Nikita Khrushchev

Nikita Khrushchev, at the signing of the Nuclear Test Ban Treaty 1963. © Khrushchev was leader of the Soviet Union from 1955 until 1964, succeeding Joseph Stalin. He presided over the Cuban Missile Crisis.

Nikita Sergeyevich Khrushchev was born in 1894 into a poor family near Kursk in south-western Russia. He received very little formal education. He joined the Bolshevik Party in 1918 and served in the Red Army during the Russian Civil War.

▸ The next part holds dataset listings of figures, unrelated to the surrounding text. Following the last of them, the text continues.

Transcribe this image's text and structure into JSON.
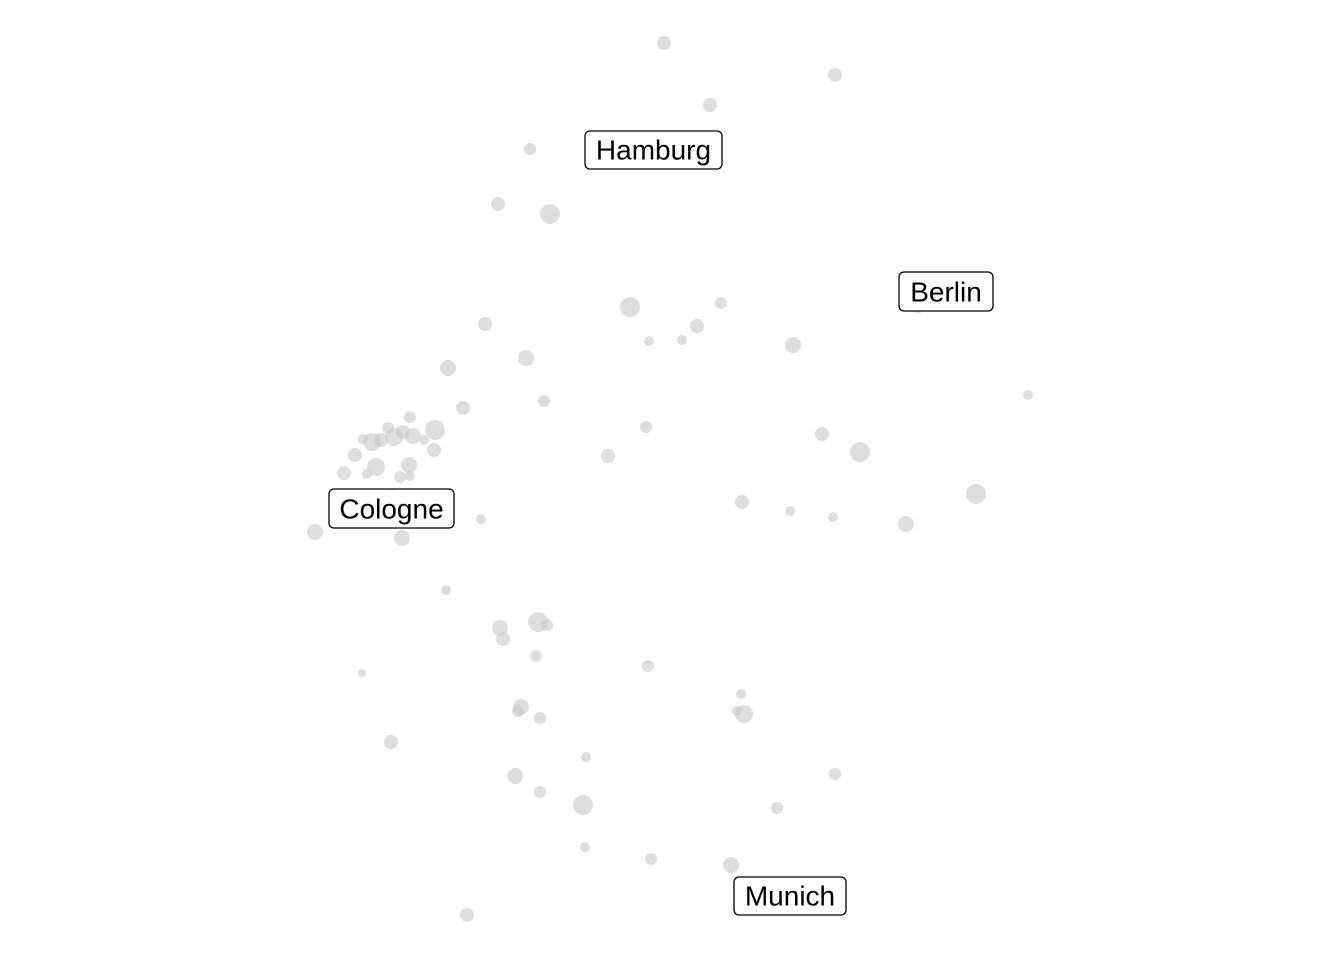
{
  "map": {
    "point_color": "#c8c8c8",
    "labels": [
      {
        "id": "hamburg",
        "text": "Hamburg"
      },
      {
        "id": "berlin",
        "text": "Berlin"
      },
      {
        "id": "cologne",
        "text": "Cologne"
      },
      {
        "id": "munich",
        "text": "Munich"
      }
    ]
  }
}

In 1929, Khrushchev moved to Moscow to attend the Stalin Industrial Academy. In 1931, he began to work full-time for the Communist Party, rising through its ranks to become first secretary of the Moscow City Party Committee in 1938. The following year he became a member of the Politburo, the highest decision-making body of the Communist Party. During World War Two, Khrushchev worked as a political commissar in the army.

Stalin died in March 1953. Khrushchev became leader of the party shortly afterwards, but it took him several years to consolidate his position. In February 1956, he made a secret speech to the 20th Party Congress, denouncing Stalin. It caused a sensation in the Communist Party and in the West, although Khrushchev failed to mention his own role in the Stalinist terror.

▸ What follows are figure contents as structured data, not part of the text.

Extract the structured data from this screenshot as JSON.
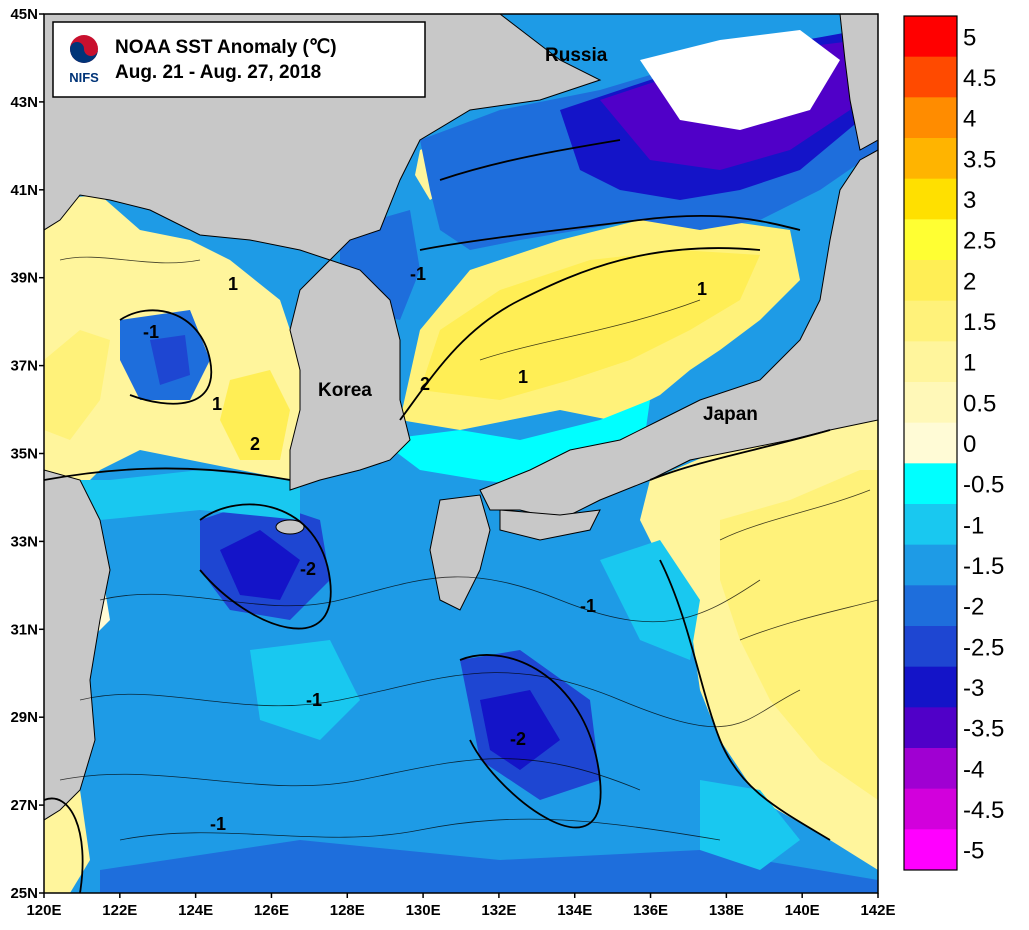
{
  "title": {
    "line1": "NOAA SST Anomaly (℃)",
    "line2": "Aug. 21 - Aug. 27, 2018",
    "logo_text": "NIFS"
  },
  "places": {
    "russia": "Russia",
    "korea": "Korea",
    "japan": "Japan"
  },
  "axes": {
    "y_ticks": [
      "45N",
      "43N",
      "41N",
      "39N",
      "37N",
      "35N",
      "33N",
      "31N",
      "29N",
      "27N",
      "25N"
    ],
    "x_ticks": [
      "120E",
      "122E",
      "124E",
      "126E",
      "128E",
      "130E",
      "132E",
      "134E",
      "136E",
      "138E",
      "140E",
      "142E"
    ],
    "lon_range": [
      120,
      142
    ],
    "lat_range": [
      25,
      45
    ]
  },
  "colorbar": {
    "labels": [
      "5",
      "4.5",
      "4",
      "3.5",
      "3",
      "2.5",
      "2",
      "1.5",
      "1",
      "0.5",
      "0",
      "-0.5",
      "-1",
      "-1.5",
      "-2",
      "-2.5",
      "-3",
      "-3.5",
      "-4",
      "-4.5",
      "-5"
    ],
    "colors": [
      "#ff0000",
      "#ff4a00",
      "#ff8c00",
      "#ffb400",
      "#ffe000",
      "#ffff33",
      "#ffee55",
      "#fff27a",
      "#fff59c",
      "#fff8b8",
      "#fffbd6",
      "#00ffff",
      "#19c8f0",
      "#1e9be6",
      "#1e6edc",
      "#1e46d2",
      "#1414c8",
      "#5000c8",
      "#a000d2",
      "#d200dc",
      "#ff00ff"
    ]
  },
  "contour_labels": {
    "k_-1_a": "-1",
    "k_-1_b": "-1",
    "k_-1_c": "-1",
    "k_-1_d": "-1",
    "k_-1_e": "-1",
    "k_-2_a": "-2",
    "k_-2_b": "-2",
    "k_1_a": "1",
    "k_1_b": "1",
    "k_1_c": "1",
    "k_1_d": "1",
    "k_2_a": "2",
    "k_2_b": "2"
  }
}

The speech initiated a campaign of 'de-Stalinisation'. Khrushchev also attempted to improve Soviet living standards and allow greater freedom in cultural and intellectual life. In the mid-1950s, he launched his 'Virgin Lands' campaign to encourage farming on previously uncultivated land in the Kazakh Republic (Kazakhstan). He invested in the Soviet space programme, resulting in the 1957 flight of Sputnik I, the first spacecraft to orbit the earth.

In relations with the West, Khrushchev's period in office was marked by a series of crises - the shooting down of an American U2 spy-plane over the Soviet Union in 1960, the building of the Berlin Wall in 1961 and, most significantly, the Cuban Missile Crisis in 1962, which brought the world to the brink of nuclear war. Despite this, Khrushchev also attempted to pursue a policy of co-existence with the West. This change in doctrine, together with Khrushchev's rejection of Stalinism, led to a split with Communist China in 1960.

Significantly, Khrushchev was not prepared to loosen the grip of the Soviet Union on its satellite states in Eastern Europe and, in 1956, an uprising in Hungary against Communist rule was brutally suppressed.

By 1964, Khrushchev had alienated much of the Soviet elite and was forced to retire by opponents led by Leonid Brezhnev. Khrushchev died on 11 September 1971 in Moscow.
 
Wasn't it during UN grilling over the Hungarian repression that he historically pounded his shoe on the desk?